Donald Hamilton Fraser , painter and printmaker. Fraser attended the Maidenhead Grammar School in Berkshire, England. In the late 1940s, he worked at the Sunday Times as an editorial trainee while completing his National Service. From 1949–52, Fraser trained at London’s Saint Martin’s School of Art together with contemporaries including Frank Auerbach, Sandra Blow, Shjelia Fell, Leon Kossoff, Jack Smith and Joe Tilson.
He was awarded a one-year French government scholarship in Paris in 1953, the same year that he had his first solo exhibition at Gimpel Fils, London. In 1955, Fraser returned to England and for 18 months extended his artist incoming by writing for Arts Review. Between 1953 and 1971 he had nine shows at Gimpel Fils, in 1967 at the Zurich-based Gimpel-Hanover Galerie, and Fraser even got eleven shows between 1958 and 1978 at the well known New York galleryPaul Rosenburg. Fraser became a tutor at the Royal College of Art in 1958 where he continued until 1983. His peers were Pater Blake, and Julian Trevelyan and he taught Patrick Caulfield, David Hockney, Kitaj and T. Oulton.

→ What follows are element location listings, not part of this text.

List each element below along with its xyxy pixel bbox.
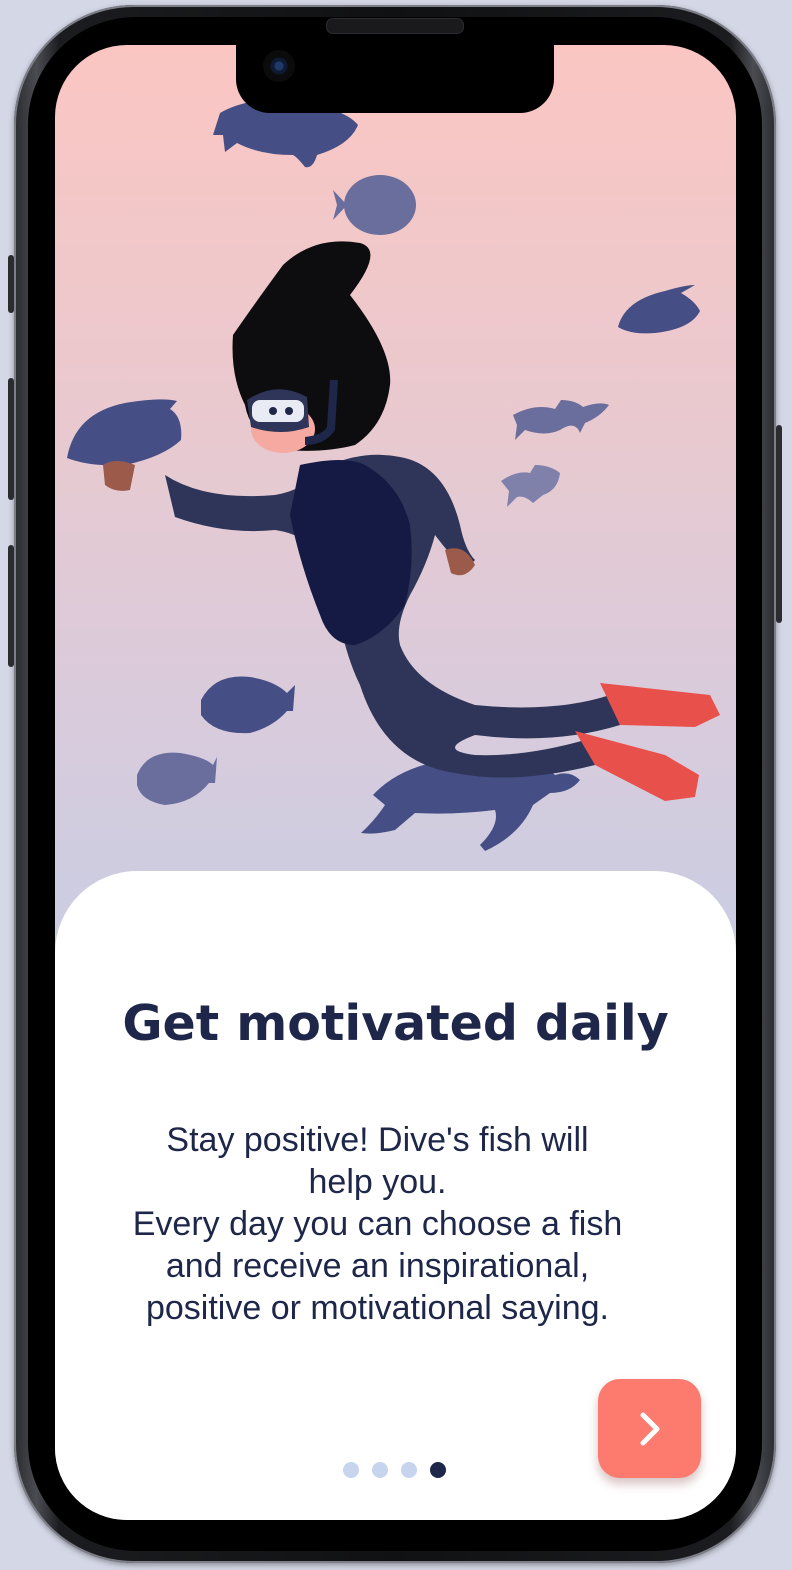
description-line: help you. xyxy=(308,1163,447,1201)
description-text: Stay positive! Dive's fish will help you… xyxy=(110,1119,645,1329)
page-dot xyxy=(401,1462,417,1478)
diver-illustration xyxy=(67,100,720,851)
volume-down-button xyxy=(8,545,14,667)
description-line: Stay positive! Dive's fish will xyxy=(166,1121,589,1159)
onboarding-screen: Get motivated daily Stay positive! Dive'… xyxy=(55,45,736,1520)
page-title: Get motivated daily xyxy=(122,995,669,1052)
content-card: Get motivated daily Stay positive! Dive'… xyxy=(55,871,736,1520)
front-camera xyxy=(263,50,295,82)
description-line: Every day you can choose a fish xyxy=(132,1205,623,1243)
fish-icon xyxy=(618,285,700,334)
page-dot xyxy=(372,1462,388,1478)
mute-switch xyxy=(8,255,14,313)
next-button[interactable] xyxy=(598,1379,701,1478)
volume-up-button xyxy=(8,378,14,500)
power-button xyxy=(776,425,782,623)
page-dot-active xyxy=(430,1462,446,1478)
fish-icon xyxy=(137,752,217,805)
chevron-right-icon xyxy=(640,1412,659,1445)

Fraser was elected a fellow at the Royal College of Art in 1970, becoming an Honorary Fellow in 1984; Royal Academy of Arts he was made an associate RA in 1975 and a full Royal Academician (RA) in 1985. Also at the Royal Academy, he was an Honorary Curator between 1992 and 1999, a Trustee between 1994 and 2000. From 1986 through 2000 he was a member of the Royal Fine Art Commission.